[Expressions of osteogenesis related factors in mg63 cells co-cultured with domestic porous tantalum].

Objective: To investigate the feasibility of the domestic porous tantalum as scaffold material of bone tissue engineering by observing the expressions of osteogenesis related factors of MG63 cells co-cultured with domestic porous tantalum.

Methods: MG63 cells were cultured with porous tantalum scaffolds (group A), with porous tantalum leaching solution (group B), and with MEM as control group (group C). The cell adhesion of group A was observed on the scaffolds at 3, 5, and 7 days after culture by scanning electron microscopy (SEM); immunohistochemistry and Western blot methods were used to detect the expressions of Runt-related transcription factor 2 (Runx-2), osteocalcin (OC), and fibronectin (FN).
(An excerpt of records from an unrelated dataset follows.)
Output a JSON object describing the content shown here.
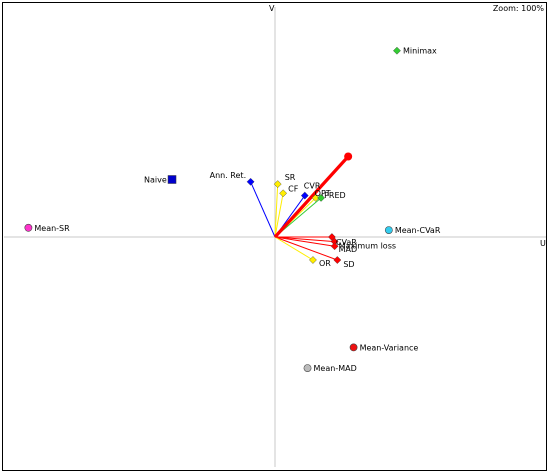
{
  "zoom_label": "Zoom: 100%",
  "chart_data": {
    "type": "scatter",
    "title": "",
    "xlabel": "U",
    "ylabel": "V",
    "xlim": [
      -1.0,
      1.0
    ],
    "ylim": [
      -1.0,
      1.0
    ],
    "grid": false,
    "alternatives": [
      {
        "name": "Minimax",
        "x": 0.45,
        "y": 0.81,
        "color": "#33cc33",
        "marker": "diamond"
      },
      {
        "name": "Naive",
        "x": -0.38,
        "y": 0.25,
        "color": "#0000cc",
        "marker": "square"
      },
      {
        "name": "Mean-SR",
        "x": -0.91,
        "y": 0.04,
        "color": "#ff33cc",
        "marker": "circle"
      },
      {
        "name": "Mean-CVaR",
        "x": 0.42,
        "y": 0.03,
        "color": "#33ccee",
        "marker": "circle"
      },
      {
        "name": "Mean-Variance",
        "x": 0.29,
        "y": -0.48,
        "color": "#ee1111",
        "marker": "circle"
      },
      {
        "name": "Mean-MAD",
        "x": 0.12,
        "y": -0.57,
        "color": "#bbbbbb",
        "marker": "circle"
      }
    ],
    "criteria": [
      {
        "name": "Ann. Ret.",
        "x": -0.09,
        "y": 0.24,
        "color": "#0000ff",
        "marker": "diamond"
      },
      {
        "name": "SR",
        "x": 0.01,
        "y": 0.23,
        "color": "#ffee00",
        "marker": "diamond"
      },
      {
        "name": "CF",
        "x": 0.03,
        "y": 0.19,
        "color": "#ffee00",
        "marker": "diamond"
      },
      {
        "name": "CVR",
        "x": 0.11,
        "y": 0.18,
        "color": "#0000ff",
        "marker": "diamond"
      },
      {
        "name": "OPT",
        "x": 0.15,
        "y": 0.17,
        "color": "#ffee00",
        "marker": "diamond"
      },
      {
        "name": "PRED",
        "x": 0.17,
        "y": 0.17,
        "color": "#33cc33",
        "marker": "diamond"
      },
      {
        "name": "CVaR",
        "x": 0.21,
        "y": 0.0,
        "color": "#ff0000",
        "marker": "diamond"
      },
      {
        "name": "Maximum loss",
        "x": 0.22,
        "y": -0.02,
        "color": "#ff0000",
        "marker": "diamond"
      },
      {
        "name": "MAD",
        "x": 0.22,
        "y": -0.04,
        "color": "#ff0000",
        "marker": "diamond"
      },
      {
        "name": "SD",
        "x": 0.23,
        "y": -0.1,
        "color": "#ff0000",
        "marker": "diamond"
      },
      {
        "name": "OR",
        "x": 0.14,
        "y": -0.1,
        "color": "#ffee00",
        "marker": "diamond"
      }
    ],
    "decision_axis": {
      "x": 0.27,
      "y": 0.35,
      "color": "#ff0000"
    }
  }
}
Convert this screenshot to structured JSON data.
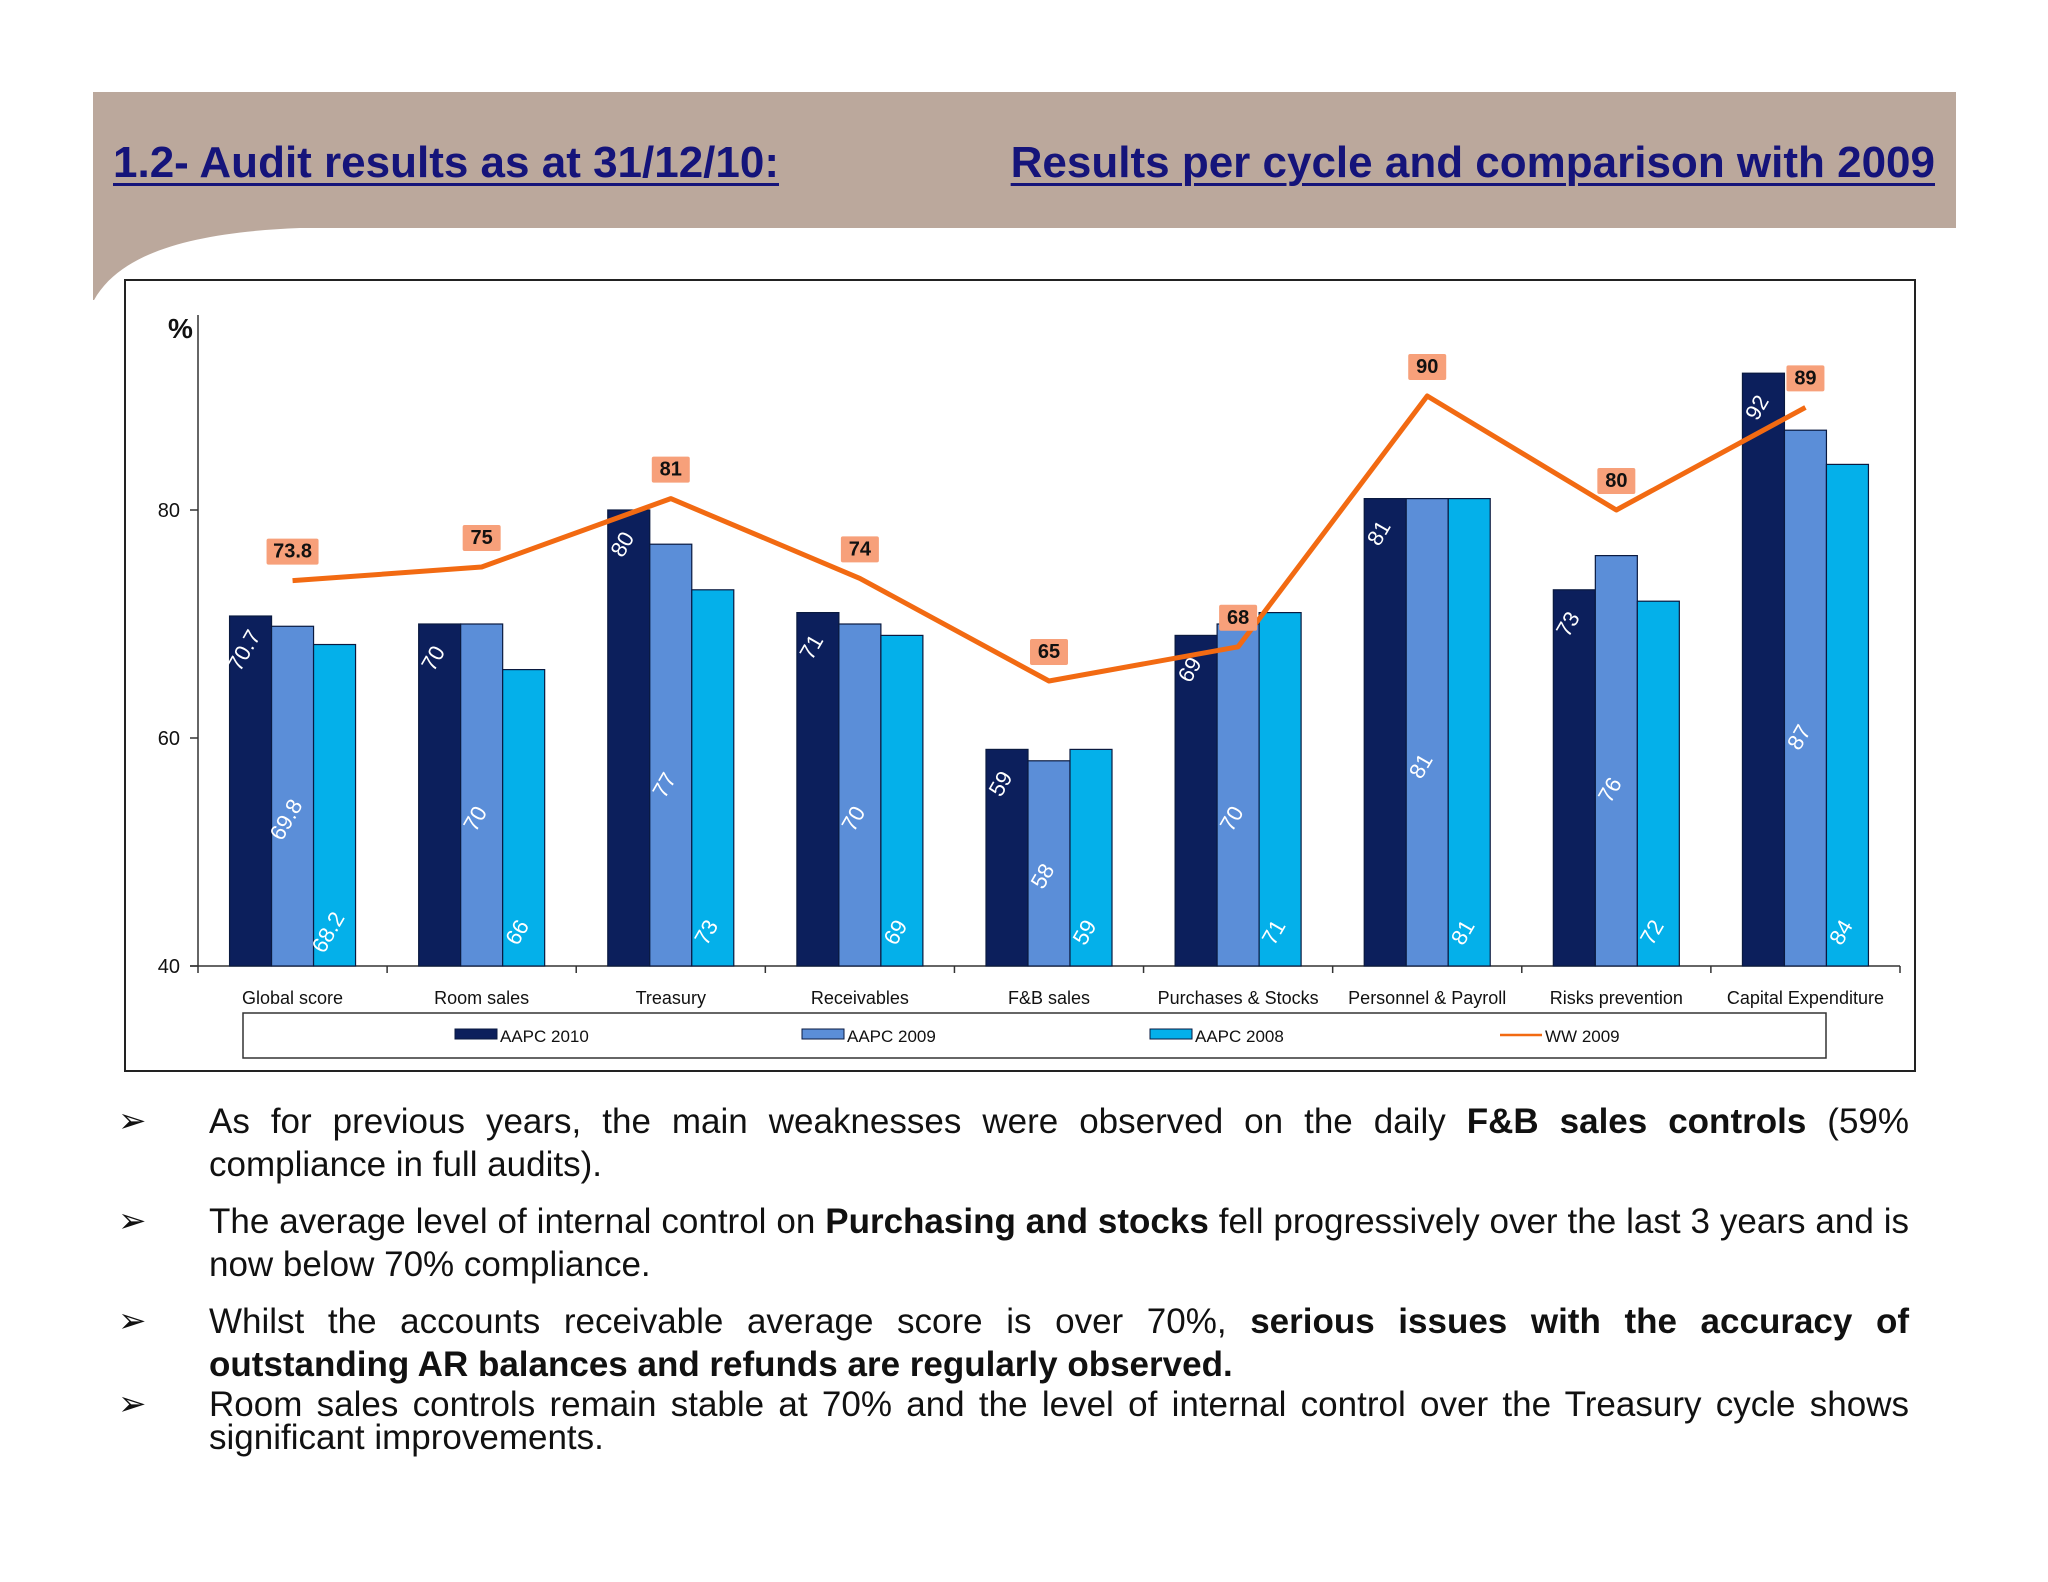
{
  "header": {
    "title_left": "1.2- Audit results as at 31/12/10:",
    "title_right": "Results per cycle and comparison with 2009",
    "band_color": "#bba89c"
  },
  "chart_data": {
    "type": "bar",
    "ylabel": "%",
    "ylim": [
      40,
      100
    ],
    "yticks": [
      40,
      60,
      80
    ],
    "categories": [
      "Global score",
      "Room sales",
      "Treasury",
      "Receivables",
      "F&B sales",
      "Purchases & Stocks",
      "Personnel & Payroll",
      "Risks prevention",
      "Capital Expenditure"
    ],
    "series": [
      {
        "name": "AAPC 2010",
        "color": "#0c1f5c",
        "values": [
          70.7,
          70,
          80,
          71,
          59,
          69,
          81,
          73,
          92
        ],
        "labels": [
          "70.7",
          "70",
          "80",
          "71",
          "59",
          "69",
          "81",
          "73",
          "92"
        ]
      },
      {
        "name": "AAPC 2009",
        "color": "#5b8ed8",
        "values": [
          69.8,
          70,
          77,
          70,
          58,
          70,
          81,
          76,
          87
        ],
        "labels": [
          "69.8",
          "70",
          "77",
          "70",
          "58",
          "70",
          "81",
          "76",
          "87"
        ]
      },
      {
        "name": "AAPC 2008",
        "color": "#04b0ea",
        "values": [
          68.2,
          66,
          73,
          69,
          59,
          71,
          81,
          72,
          84
        ],
        "labels": [
          "68.2",
          "66",
          "73",
          "69",
          "59",
          "71",
          "81",
          "72",
          "84"
        ]
      }
    ],
    "line": {
      "name": "WW 2009",
      "color": "#f26a12",
      "values": [
        73.8,
        75,
        81,
        74,
        65,
        68,
        90,
        80,
        89
      ],
      "labels": [
        "73.8",
        "75",
        "81",
        "74",
        "65",
        "68",
        "90",
        "80",
        "89"
      ]
    },
    "legend": [
      "AAPC 2010",
      "AAPC 2009",
      "AAPC 2008",
      "WW 2009"
    ],
    "legend_position": "bottom"
  },
  "bullets": [
    {
      "parts": [
        {
          "t": "As for previous years, the main weaknesses were observed on the daily "
        },
        {
          "t": "F&B sales controls",
          "b": true
        },
        {
          "t": " (59% compliance in full audits)."
        }
      ]
    },
    {
      "parts": [
        {
          "t": "The average level of internal control on "
        },
        {
          "t": "Purchasing and stocks",
          "b": true
        },
        {
          "t": " fell progressively over the last 3 years and is now below 70% compliance."
        }
      ]
    },
    {
      "parts": [
        {
          "t": "Whilst the accounts receivable average score is over 70%, "
        },
        {
          "t": "serious issues with the accuracy of outstanding AR balances and refunds are regularly observed.",
          "b": true
        }
      ]
    },
    {
      "parts": [
        {
          "t": "Room sales controls remain stable at 70% and the level of internal control over the Treasury cycle shows significant improvements."
        }
      ]
    }
  ],
  "bullet_symbol": "➢"
}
Results: At 3 days after culture, the cells of group A adhered the surface and pore of the porous tantalum scaffolds, with sparse cell arrangement and less protuberances; at 5 days after culture, adjacent cells connected to be a flat each other, which covered the surface and pore of the scaffold; at 7 days after culture, cells secreted plenty of extracellular matrix, covering most of the material surface. The expressions of Runx-2, OC, and FN were positive in 3 groups; darker staining of the cytoplasm was observed in group A, the expressions were significantly higher in group A than in other 2 groups. The results of immunohistochemistry and Western blot showed that the expressions of Runx-2 and OC were significantly increased in group A when compared with those in groups B and C (P < 0.05), but no significant difference was found between groups B and C (P > 0.05). The expression of FN had no significant difference among 3 groups (P > 0.05).

Conclusion: Domestic porous tantalum could promote MG63 cells adhesion and growth, and may promote the expressions of Runx-2 and OC, so it can be used as a scaffold material of bone tissue engineering.